Seeking Alpha
Alan Brochstein, 420 Investor (1,292 clicks)
Contrarian, growth at reasonable price, management change, cannabis stocks
Profile| Send Message| ()  

As I type, J.C. Penney (JCP) has been hammered in after-hours trading, before the call has started and after releasing a Q4 report with nasty headlines. I mentioned this one as a speculative buy potentially when I shared several over-shorted stocks last month, and, at 19 or so, it has pulled back to a slightly lower level than it was at prior to that article after trading to 23 just the other day:

(click to enlarge)

The quarter showed a sales short-fall and very weak earnings. The analysts had been looking for sales of $4.08 billion, but they came in at just $3.88 billion, about 5% below expectations. Earnings excluding some one-time charges were a loss of $1.95, which is pretty far from the $0.18 loss that had been anticipated.

Dive In or Defer?

I think that this year-end report smells like the kitchen sink. CEO Ron Johnson knows that he has disappointed, and JCP likely made this report as bad as it could be. The reasons to buy now, if you think that their reinvention strategy is sound, as I do, are three-fold:

  • Too many shorts
  • Cash went up
  • Inventory went down

As I highlighted in January, the name is too heavily shorted. At the last reading (as of 1/31), short-interest was a stunning 60mm shares, representing 43% of the float and over 6 days of trading volume. While this is down 4mm shares, it's still too lop-sided.

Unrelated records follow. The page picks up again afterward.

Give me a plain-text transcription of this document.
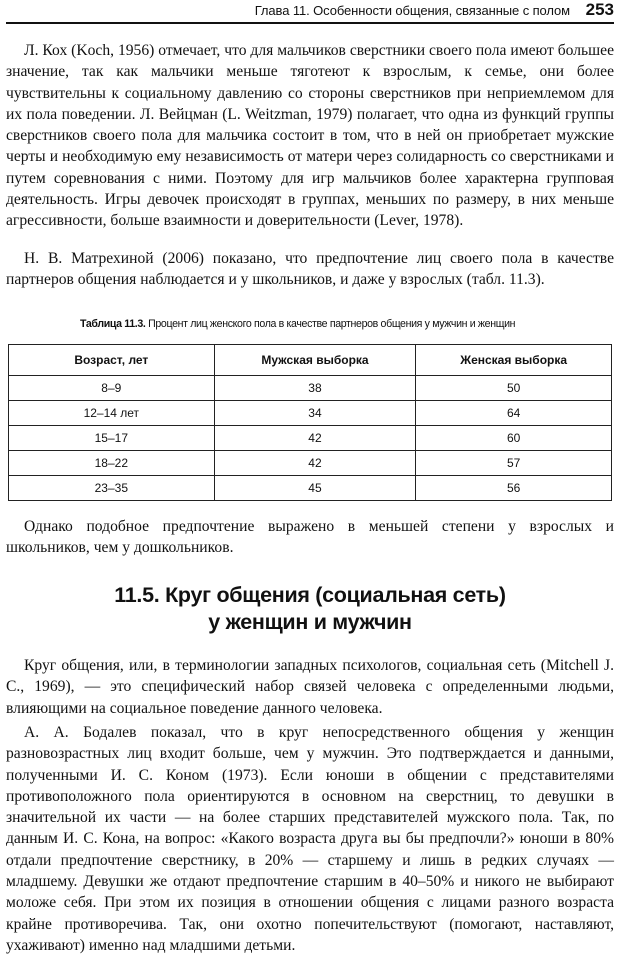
Глава 11. Особенности общения, связанные с полом 253

Л. Кох (Koch, 1956) отмечает, что для мальчиков сверстники своего пола имеют большее значение, так как мальчики меньше тяготеют к взрослым, к семье, они более чувствительны к социальному давлению со стороны сверстников при неприемлемом для их пола поведении. Л. Вейцман (L. Weitzman, 1979) полагает, что одна из функций группы сверстников своего пола для мальчика состоит в том, что в ней он приобретает мужские черты и необходимую ему независимость от матери через солидарность со сверстниками и путем соревнования с ними. Поэтому для игр мальчиков более характерна групповая деятельность. Игры девочек происходят в группах, меньших по размеру, в них меньше агрессивности, больше взаимности и доверительности (Lever, 1978).

Н. В. Матрехиной (2006) показано, что предпочтение лиц своего пола в качестве партнеров общения наблюдается и у школьников, и даже у взрослых (табл. 11.3).

Таблица 11.3. Процент лиц женского пола в качестве партнеров общения у мужчин и женщин
Возраст, лет	Мужская выборка	Женская выборка
8–9	38	50
12–14 лет	34	64
15–17	42	60
18–22	42	57
23–35	45	56

Однако подобное предпочтение выражено в меньшей степени у взрослых и школьников, чем у дошкольников.

11.5. Круг общения (социальная сеть)
у женщин и мужчин

Круг общения, или, в терминологии западных психологов, социальная сеть (Mitchell J. C., 1969), — это специфический набор связей человека с определенными людьми, влияющими на социальное поведение данного человека.

А. А. Бодалев показал, что в круг непосредственного общения у женщин разновозрастных лиц входит больше, чем у мужчин. Это подтверждается и данными, полученными И. С. Коном (1973). Если юноши в общении с представителями противоположного пола ориентируются в основном на сверстниц, то девушки в значительной их части — на более старших представителей мужского пола. Так, по данным И. С. Кона, на вопрос: «Какого возраста друга вы бы предпочли?» юноши в 80% отдали предпочтение сверстнику, в 20% — старшему и лишь в редких случаях — младшему. Девушки же отдают предпочтение старшим в 40–50% и никого не выбирают моложе себя. При этом их позиция в отношении общения с лицами разного возраста крайне противоречива. Так, они охотно попечительствуют (помогают, наставляют, ухаживают) именно над младшими детьми.
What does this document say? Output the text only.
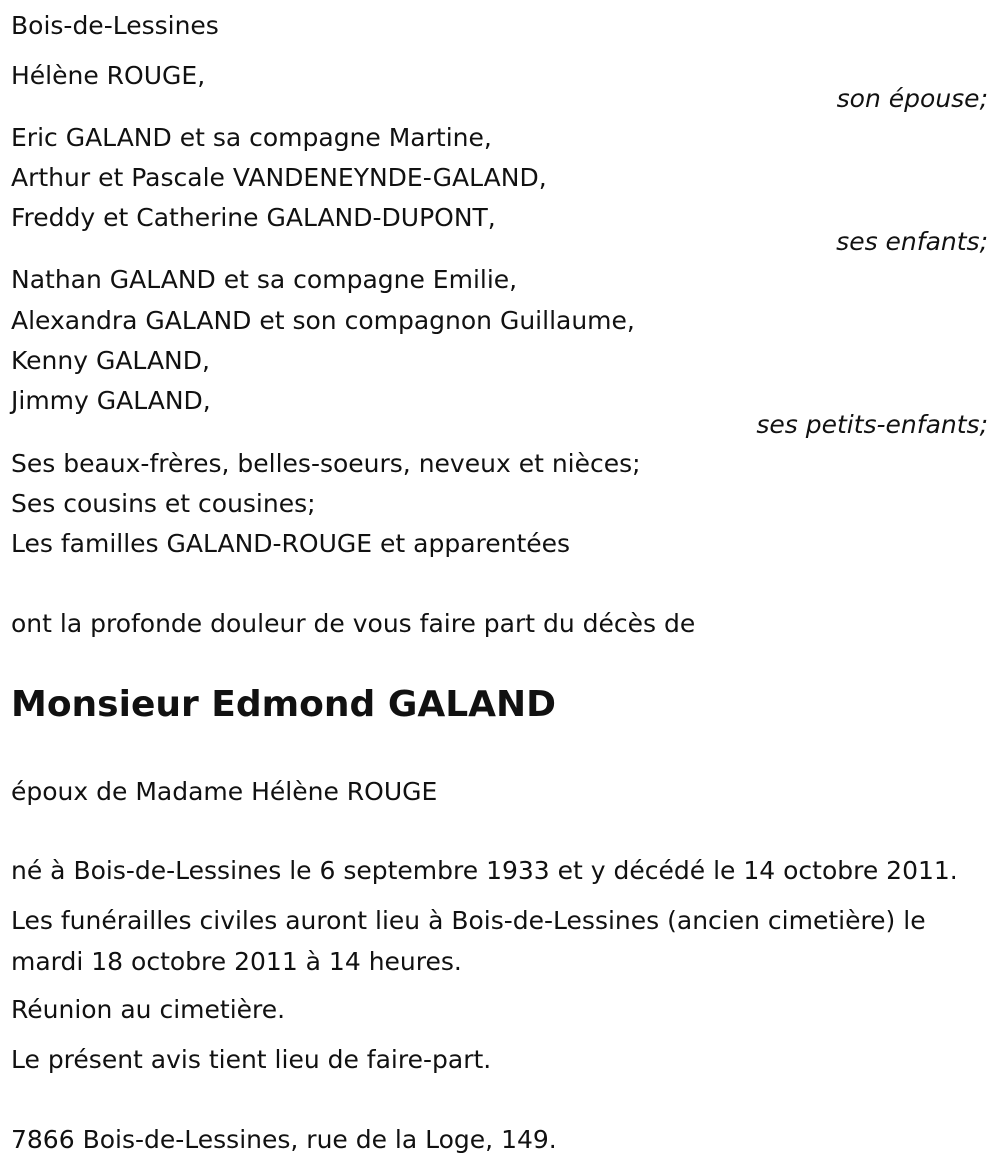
Bois-de-Lessines

Hélène ROUGE,

son épouse;

Eric GALAND et sa compagne Martine,

Arthur et Pascale VANDENEYNDE-GALAND,

Freddy et Catherine GALAND-DUPONT,

ses enfants;

Nathan GALAND et sa compagne Emilie,

Alexandra GALAND et son compagnon Guillaume,

Kenny GALAND,

Jimmy GALAND,

ses petits-enfants;

Ses beaux-frères, belles-soeurs, neveux et nièces;

Ses cousins et cousines;

Les familles GALAND-ROUGE et apparentées

ont la profonde douleur de vous faire part du décès de

Monsieur Edmond GALAND

époux de Madame Hélène ROUGE

né à Bois-de-Lessines le 6 septembre 1933 et y décédé le 14 octobre 2011.

Les funérailles civiles auront lieu à Bois-de-Lessines (ancien cimetière) le

mardi 18 octobre 2011 à 14 heures.

Réunion au cimetière.

Le présent avis tient lieu de faire-part.

7866 Bois-de-Lessines, rue de la Loge, 149.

As I shared before, there are no significant debt repayments until 2015. Still, I have heard suggestions for months now that there could be a liquidity issue. In Q3, the company had about $525mm in cash and short-term investments. This seemed low given the debt at the time of $2.9 billion and a lack of profitability. Well, checking the balance sheet now, which wasn't in the headline, cash and short-term investments grew on the quarter to $930mm. A big "loss" and cash goes up!

What happened? Exactly what I predicted: Inventory plunged. A year ago, it was $2.9 billion but had increased as of Q3 to $3.36 billion. As of Q4, though, it has declined dramatically to $2.34 billion. There are a lot of moving parts - old, crappy inventory isn't separated from the new good stuff, but hopefully the call will shed some light here.

So, this looks like an opportunity to jump aboard in my view, using terrible headlines that have dropped the price back into the middle of the range for the past few months.